Mental Health Court Client

Participating in the 18th Judicial District’s Mental Health Court isn’t easy. First, clients must be accepted into the program, based on criteria such as evidence of a serious commitment to recovery. Then, clients must complete a heavy load of classes, participate in group and individual therapy, work on skills development and more. Here’s what a typical non-court day for “Paul” looks like in the early phase of the Mental Health Court program.

  • At 8 a.m., one or more of the mental health treatment team case managers arrives at the home where Paul is living. Paul’s case manager checks to make sure Paul has taken his medication. They talk about any issues thatColorado District Court have arisen as well as plans for the day.

  • The case manager takes Paul to the offices of the Criminal Justice Services at Arapahoe/Douglas Mental Health Network, which is close to the 18th Judicial District Court. Several clients, all of whom are in the first phase of the program, meet in a group with therapists and case managers. For the first hour, they all share news, discussing the results of their court appearances or doctor visits, and talk about their relationships or other issues they are working on.

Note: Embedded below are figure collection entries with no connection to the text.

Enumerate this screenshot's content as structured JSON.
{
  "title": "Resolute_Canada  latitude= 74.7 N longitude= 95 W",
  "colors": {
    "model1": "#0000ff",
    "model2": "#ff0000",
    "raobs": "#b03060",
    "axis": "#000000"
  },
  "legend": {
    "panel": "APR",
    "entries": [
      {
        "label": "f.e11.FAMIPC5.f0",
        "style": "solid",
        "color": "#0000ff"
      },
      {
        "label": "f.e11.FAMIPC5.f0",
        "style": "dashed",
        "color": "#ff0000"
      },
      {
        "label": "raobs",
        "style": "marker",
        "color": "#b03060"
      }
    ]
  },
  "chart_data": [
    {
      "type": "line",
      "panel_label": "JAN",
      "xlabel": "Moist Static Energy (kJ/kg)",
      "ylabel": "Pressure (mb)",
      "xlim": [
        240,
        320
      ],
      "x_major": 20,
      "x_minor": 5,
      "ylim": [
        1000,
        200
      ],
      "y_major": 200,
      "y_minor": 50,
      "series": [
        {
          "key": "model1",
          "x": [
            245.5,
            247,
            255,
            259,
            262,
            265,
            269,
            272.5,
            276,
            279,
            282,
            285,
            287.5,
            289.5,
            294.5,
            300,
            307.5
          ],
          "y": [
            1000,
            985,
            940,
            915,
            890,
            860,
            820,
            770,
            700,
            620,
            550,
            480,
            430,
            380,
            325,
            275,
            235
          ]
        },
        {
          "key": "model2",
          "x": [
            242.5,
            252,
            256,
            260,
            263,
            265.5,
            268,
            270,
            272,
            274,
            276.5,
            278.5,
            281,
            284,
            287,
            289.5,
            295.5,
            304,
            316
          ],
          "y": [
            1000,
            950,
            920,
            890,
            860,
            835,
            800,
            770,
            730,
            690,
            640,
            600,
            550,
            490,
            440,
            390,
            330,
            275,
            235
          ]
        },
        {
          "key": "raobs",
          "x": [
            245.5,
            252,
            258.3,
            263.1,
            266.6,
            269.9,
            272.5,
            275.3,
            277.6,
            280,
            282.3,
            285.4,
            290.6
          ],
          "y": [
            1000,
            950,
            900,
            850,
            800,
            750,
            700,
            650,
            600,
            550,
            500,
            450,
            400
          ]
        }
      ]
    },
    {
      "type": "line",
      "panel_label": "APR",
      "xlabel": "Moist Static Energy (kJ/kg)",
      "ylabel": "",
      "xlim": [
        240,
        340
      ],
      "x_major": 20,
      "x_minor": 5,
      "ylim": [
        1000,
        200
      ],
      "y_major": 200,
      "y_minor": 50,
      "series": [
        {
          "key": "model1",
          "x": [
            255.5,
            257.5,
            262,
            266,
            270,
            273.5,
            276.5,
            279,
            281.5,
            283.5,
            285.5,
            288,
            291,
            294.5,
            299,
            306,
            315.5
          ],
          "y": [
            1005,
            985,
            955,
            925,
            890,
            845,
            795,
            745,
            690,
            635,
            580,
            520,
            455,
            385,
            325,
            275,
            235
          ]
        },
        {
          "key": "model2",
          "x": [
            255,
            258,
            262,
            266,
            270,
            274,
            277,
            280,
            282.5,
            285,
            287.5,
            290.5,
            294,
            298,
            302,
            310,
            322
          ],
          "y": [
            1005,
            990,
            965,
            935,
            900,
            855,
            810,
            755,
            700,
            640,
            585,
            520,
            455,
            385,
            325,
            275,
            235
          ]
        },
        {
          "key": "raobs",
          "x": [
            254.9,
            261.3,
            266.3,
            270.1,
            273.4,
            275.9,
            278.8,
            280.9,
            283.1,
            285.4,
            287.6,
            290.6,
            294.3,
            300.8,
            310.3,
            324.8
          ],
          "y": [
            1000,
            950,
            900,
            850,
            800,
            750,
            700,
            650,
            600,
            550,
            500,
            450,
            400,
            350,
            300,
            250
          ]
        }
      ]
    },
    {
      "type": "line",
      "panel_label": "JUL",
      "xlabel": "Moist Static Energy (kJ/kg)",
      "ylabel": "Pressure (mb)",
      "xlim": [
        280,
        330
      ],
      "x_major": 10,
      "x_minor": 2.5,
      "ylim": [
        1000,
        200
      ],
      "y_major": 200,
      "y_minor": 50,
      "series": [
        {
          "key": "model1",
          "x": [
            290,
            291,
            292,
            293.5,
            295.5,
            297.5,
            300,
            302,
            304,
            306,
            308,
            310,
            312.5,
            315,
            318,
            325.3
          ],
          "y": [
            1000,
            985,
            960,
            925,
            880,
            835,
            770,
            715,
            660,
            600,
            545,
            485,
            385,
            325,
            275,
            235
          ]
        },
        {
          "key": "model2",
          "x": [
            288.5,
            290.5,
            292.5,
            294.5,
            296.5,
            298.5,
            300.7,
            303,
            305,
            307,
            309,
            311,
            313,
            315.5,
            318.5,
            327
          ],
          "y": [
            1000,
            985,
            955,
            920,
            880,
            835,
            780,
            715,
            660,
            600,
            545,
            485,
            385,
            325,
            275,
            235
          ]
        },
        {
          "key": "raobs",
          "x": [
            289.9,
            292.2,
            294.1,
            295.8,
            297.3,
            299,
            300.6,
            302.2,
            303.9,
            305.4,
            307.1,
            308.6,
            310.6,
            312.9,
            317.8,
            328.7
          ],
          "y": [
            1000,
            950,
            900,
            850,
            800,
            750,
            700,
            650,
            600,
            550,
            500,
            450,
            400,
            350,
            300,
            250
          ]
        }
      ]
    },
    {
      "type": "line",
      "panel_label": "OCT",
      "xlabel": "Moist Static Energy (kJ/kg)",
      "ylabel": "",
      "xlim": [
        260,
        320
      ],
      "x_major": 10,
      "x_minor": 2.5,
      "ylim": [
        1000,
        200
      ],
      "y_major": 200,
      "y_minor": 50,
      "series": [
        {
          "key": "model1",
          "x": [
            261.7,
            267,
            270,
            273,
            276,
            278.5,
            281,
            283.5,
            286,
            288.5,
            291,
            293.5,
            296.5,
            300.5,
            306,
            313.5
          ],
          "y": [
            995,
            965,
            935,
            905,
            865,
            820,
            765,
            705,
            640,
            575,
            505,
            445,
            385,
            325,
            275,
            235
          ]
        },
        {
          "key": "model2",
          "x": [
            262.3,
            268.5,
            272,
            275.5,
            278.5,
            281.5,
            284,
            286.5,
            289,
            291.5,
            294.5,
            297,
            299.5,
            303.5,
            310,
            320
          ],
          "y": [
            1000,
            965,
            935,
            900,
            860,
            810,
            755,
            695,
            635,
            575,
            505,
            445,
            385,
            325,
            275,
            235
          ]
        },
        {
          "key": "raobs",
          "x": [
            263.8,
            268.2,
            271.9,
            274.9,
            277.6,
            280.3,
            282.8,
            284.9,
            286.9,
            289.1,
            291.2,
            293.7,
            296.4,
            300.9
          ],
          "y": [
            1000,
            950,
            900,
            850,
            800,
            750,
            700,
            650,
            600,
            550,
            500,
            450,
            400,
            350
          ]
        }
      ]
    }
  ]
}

They celebrate their accomplishments — such as a milestone of sobriety — and discuss any special concerns they might have, such as getting through a family birthday celebration or handling a court appearance.

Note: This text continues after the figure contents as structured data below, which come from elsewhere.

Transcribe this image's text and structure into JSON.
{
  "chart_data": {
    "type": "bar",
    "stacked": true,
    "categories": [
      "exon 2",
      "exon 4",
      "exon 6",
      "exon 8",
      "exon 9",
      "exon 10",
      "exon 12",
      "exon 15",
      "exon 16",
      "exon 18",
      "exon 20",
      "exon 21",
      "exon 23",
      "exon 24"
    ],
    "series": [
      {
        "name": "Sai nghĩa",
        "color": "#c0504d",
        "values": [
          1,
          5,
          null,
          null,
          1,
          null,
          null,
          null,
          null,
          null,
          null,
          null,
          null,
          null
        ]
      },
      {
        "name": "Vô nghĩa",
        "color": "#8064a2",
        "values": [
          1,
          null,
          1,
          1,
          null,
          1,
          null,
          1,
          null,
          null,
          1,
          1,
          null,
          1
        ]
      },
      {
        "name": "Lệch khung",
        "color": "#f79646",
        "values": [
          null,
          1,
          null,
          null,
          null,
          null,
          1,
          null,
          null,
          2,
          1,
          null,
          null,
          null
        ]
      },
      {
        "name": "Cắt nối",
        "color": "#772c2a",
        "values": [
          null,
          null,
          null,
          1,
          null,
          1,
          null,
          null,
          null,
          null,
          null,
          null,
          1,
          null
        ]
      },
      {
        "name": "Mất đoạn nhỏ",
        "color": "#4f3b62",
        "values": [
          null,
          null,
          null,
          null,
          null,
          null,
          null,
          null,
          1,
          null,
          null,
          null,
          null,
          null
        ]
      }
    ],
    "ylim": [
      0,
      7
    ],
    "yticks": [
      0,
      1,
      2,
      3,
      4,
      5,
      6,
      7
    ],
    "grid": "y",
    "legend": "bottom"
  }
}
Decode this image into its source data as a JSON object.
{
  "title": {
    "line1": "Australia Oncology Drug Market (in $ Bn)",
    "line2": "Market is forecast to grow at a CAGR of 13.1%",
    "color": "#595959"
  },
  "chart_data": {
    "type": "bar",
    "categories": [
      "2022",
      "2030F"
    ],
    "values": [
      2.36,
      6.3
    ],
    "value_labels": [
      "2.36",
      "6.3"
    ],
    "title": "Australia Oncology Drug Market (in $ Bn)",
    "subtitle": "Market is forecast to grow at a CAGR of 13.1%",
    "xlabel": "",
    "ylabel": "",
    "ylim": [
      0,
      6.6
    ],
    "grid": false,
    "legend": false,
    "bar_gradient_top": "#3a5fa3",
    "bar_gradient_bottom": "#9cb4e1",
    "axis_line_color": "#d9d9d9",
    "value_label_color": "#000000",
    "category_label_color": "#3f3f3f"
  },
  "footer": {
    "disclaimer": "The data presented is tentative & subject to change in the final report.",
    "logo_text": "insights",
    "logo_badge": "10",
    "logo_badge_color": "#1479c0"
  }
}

  • Next, Paul and the others take a 90-minute Illness Management and Recovery class, which helps them learn how to understand and manage with the symptoms of their mental illnesses.

  • The next class, A New Direction, helps Paul to learn about his substance abuse and criminal thinking patterns. (On other days, Paul will take different classes, such as Dialectic Behavioral Therapy and Seeking Safety. The underlying philosophy of Integrated Dual Diagnosis Treatment [IDDT], addressing both substance abuse and mental health issues, is woven throughout all treatment. Such treatment is evidence based; that is, it has been clinically proven to work.)

  • Paul and the others break for lunch — but they continue talking. All clients and the treatment staff eat together.

  • After lunch, Paul meets with his therapist for individual mental health counseling.

  • Next, Paul meets with his case manager to work on issues such as housing, benefits and re-building his relationships with friends and family.

  • In the late afternoon, one of Paul’s case managers takes him back to his living facility. In the evening, Paul is free to relax, talk with other residents and work on homework assignments.

  • Curfew is at 8 p.m. Later phases of the program provide greater independence and reintegration into the community — through housing, self-care, employment and healthier thought patterns and relationships. The ultimate goal is a successful return to the community as a productive, law-abiding citizen.